PROJECT SUMMARY/ABSTRACT Hypersensitivity of the urogenital organs and pelvic region is associated with urologic chronic pelvic pain syndrome (UCPPS; inclusive of interstitial cystitis/painful bladder syndrome and chronic prostatitis). Evidence from animal models demonstrates that central nervous system processing of urogenital/pelvic sensory information may be modified individually by (i) neonatal events that occur during sensory development and that permanently alter neuroanatomical substrates, or (ii) adverse events, such as stress or trauma, experienced during development or adulthood. Both of these phenomena have a high degree of clinical relevance, and there is good reason to believe that consequential alterations in the phenotype and function of primary afferent neurons innervating the urogenital and pelvic region are critical for the development of hypersensitivity and, thus, would serve as targets for therapeutic intervention. The long-term goal of this project is to systematically study changes in primary afferent-to-spinal cord sensory processing of somatic and visceral urogenital structures in clinically relevant animal models of UCPPS. The objective of the current proposal is to systematically examine the effects of neonatal bladder inflammation (NBI) or maternal separation (NMS), alone and in combination with an adult insult of the same class (bladder re-inflammation, acute or chronic stress), on urogenital hypersensitivity and/or widespread pain.
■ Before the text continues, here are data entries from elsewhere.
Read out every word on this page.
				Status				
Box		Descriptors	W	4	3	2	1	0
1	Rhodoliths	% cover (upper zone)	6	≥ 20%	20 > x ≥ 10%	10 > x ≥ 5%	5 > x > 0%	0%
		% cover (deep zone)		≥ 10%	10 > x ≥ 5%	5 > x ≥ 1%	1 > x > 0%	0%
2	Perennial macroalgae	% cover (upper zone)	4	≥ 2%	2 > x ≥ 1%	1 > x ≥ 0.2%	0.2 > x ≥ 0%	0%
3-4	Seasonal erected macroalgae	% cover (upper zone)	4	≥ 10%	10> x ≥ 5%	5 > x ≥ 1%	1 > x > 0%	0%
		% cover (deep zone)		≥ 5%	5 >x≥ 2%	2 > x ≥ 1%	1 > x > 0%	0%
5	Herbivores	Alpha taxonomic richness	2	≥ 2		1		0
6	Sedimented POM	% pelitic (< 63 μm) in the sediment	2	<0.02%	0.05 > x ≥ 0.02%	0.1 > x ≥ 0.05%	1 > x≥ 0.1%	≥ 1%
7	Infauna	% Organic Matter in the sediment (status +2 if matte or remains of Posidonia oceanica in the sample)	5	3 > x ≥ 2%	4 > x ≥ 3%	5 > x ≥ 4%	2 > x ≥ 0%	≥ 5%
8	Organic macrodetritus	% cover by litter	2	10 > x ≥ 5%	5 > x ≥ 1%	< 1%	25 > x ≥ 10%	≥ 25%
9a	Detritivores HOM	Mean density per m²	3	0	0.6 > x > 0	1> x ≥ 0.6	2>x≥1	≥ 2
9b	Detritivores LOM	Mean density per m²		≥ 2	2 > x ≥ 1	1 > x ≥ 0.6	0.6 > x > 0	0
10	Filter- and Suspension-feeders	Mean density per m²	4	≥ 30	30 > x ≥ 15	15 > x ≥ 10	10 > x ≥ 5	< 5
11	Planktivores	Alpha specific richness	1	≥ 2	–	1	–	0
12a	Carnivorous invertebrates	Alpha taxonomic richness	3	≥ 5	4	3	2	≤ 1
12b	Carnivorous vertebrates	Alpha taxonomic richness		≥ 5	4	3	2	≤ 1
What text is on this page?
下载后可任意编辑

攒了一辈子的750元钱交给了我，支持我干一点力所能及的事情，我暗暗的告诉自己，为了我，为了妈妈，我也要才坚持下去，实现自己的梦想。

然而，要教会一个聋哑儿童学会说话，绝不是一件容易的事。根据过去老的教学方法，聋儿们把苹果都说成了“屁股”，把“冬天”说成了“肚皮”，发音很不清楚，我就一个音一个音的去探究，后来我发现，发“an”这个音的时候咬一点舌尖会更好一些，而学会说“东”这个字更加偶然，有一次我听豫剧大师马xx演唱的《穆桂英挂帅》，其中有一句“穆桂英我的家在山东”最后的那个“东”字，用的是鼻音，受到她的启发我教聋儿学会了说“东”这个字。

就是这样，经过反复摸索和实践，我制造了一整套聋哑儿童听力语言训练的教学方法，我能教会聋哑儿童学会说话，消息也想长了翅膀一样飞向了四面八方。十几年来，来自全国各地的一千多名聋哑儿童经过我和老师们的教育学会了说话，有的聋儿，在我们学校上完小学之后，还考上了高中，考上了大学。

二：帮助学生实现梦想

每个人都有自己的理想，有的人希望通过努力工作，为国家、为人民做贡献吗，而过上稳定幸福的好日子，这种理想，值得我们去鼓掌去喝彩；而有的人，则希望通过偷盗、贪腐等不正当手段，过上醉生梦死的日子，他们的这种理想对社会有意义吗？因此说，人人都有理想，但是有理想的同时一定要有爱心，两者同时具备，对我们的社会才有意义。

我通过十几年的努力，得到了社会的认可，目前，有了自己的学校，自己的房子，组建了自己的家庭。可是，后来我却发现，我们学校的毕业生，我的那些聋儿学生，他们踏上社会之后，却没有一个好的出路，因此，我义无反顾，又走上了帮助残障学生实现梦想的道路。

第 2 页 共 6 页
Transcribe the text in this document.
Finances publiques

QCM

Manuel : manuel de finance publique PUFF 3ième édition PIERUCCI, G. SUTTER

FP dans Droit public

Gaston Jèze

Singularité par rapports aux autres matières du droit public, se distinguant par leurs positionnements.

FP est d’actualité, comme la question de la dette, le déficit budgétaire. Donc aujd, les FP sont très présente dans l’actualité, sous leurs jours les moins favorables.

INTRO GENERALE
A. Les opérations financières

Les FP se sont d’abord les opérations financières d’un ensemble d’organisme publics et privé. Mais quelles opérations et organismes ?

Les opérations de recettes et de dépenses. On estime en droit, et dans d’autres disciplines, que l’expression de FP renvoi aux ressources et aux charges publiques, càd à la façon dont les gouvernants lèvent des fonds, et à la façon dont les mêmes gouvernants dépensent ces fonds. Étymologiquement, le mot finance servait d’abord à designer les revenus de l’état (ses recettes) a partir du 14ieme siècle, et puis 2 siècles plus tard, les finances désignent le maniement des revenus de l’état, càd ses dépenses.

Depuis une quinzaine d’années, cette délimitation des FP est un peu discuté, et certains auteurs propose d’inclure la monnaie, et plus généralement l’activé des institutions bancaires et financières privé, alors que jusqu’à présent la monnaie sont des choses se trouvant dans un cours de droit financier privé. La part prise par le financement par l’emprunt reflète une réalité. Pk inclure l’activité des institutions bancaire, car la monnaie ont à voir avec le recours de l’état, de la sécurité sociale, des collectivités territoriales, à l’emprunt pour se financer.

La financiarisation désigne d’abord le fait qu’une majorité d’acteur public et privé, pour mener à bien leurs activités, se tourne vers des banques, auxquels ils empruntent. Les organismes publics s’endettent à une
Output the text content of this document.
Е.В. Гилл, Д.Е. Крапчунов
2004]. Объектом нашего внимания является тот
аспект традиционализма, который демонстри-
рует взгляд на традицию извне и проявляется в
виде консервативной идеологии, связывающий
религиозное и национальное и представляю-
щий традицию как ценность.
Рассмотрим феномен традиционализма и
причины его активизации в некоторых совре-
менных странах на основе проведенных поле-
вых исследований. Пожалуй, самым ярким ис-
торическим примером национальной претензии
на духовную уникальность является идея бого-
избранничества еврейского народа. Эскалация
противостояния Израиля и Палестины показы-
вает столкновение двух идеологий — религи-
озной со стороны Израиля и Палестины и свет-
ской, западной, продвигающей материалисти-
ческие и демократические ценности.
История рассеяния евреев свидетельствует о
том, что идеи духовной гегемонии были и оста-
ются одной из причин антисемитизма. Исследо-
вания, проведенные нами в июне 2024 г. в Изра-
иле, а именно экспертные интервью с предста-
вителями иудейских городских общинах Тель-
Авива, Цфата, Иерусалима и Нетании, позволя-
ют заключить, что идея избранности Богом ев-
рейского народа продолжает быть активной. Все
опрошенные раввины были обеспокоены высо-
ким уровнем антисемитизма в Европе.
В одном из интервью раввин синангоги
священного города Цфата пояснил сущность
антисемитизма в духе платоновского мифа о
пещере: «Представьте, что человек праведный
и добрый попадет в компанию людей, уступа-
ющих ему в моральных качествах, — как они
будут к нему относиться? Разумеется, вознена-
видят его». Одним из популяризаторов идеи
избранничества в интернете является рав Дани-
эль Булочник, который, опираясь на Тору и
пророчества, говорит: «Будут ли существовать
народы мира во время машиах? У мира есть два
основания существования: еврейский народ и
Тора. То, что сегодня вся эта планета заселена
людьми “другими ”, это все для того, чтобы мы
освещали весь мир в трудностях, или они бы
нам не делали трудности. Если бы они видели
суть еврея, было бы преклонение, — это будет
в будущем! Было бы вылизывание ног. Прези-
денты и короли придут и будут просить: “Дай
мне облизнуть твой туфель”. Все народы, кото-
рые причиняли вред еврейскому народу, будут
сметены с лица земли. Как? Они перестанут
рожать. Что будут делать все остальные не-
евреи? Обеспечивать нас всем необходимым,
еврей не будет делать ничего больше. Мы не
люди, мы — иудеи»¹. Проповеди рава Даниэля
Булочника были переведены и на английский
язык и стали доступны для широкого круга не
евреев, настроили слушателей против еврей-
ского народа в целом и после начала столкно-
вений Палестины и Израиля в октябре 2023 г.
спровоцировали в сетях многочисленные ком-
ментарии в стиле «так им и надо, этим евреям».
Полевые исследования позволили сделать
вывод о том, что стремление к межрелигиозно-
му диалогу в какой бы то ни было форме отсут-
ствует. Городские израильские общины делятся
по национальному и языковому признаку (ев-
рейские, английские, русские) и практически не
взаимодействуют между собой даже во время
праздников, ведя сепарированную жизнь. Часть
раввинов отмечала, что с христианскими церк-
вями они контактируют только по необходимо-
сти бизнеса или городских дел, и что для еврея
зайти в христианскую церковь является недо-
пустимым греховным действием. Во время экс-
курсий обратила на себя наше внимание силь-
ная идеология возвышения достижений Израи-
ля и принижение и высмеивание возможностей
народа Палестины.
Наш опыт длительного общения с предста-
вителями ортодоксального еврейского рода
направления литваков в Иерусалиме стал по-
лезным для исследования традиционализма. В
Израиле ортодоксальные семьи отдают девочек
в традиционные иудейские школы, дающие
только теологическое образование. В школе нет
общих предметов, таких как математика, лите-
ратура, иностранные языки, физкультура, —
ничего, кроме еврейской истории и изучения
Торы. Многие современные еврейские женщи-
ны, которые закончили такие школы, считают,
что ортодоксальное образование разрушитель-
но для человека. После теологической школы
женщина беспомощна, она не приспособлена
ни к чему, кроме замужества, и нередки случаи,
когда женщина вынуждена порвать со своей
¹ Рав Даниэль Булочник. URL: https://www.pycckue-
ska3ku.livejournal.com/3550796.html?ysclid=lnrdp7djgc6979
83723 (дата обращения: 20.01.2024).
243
The guiding hypothesis that serves as the basis of this proposal is that experiencing early life inflammation or stress alters distinct subclasses of urogenital primary afferent and spinal dorsal horn neurons that, in turn, inhibit or augment urogenital sensitivity in the context of a secondary adult exposure to inflammation or stress. This hypothesis will be addressed in three specific aims using: 1) in vivo reflex behaviors coupled with optogenetic targeting of stratified neuronal populations to determine how NBI or NMS alter primary afferent- driven reflex behaviors, 2) patch-clamp and extracellular in vivo electrophysiology to characterize functional activity within urogenital afferent and spinal dorsal horn neuronal pathways following NBI or NMS, and 3) neurochemistry and optogenetics to identify neurochemical mediators and receptors/transducers in urogenital tissues, primary afferent neurons, and spinal dorsal horn involved in the development of pelvic hypersensitivity.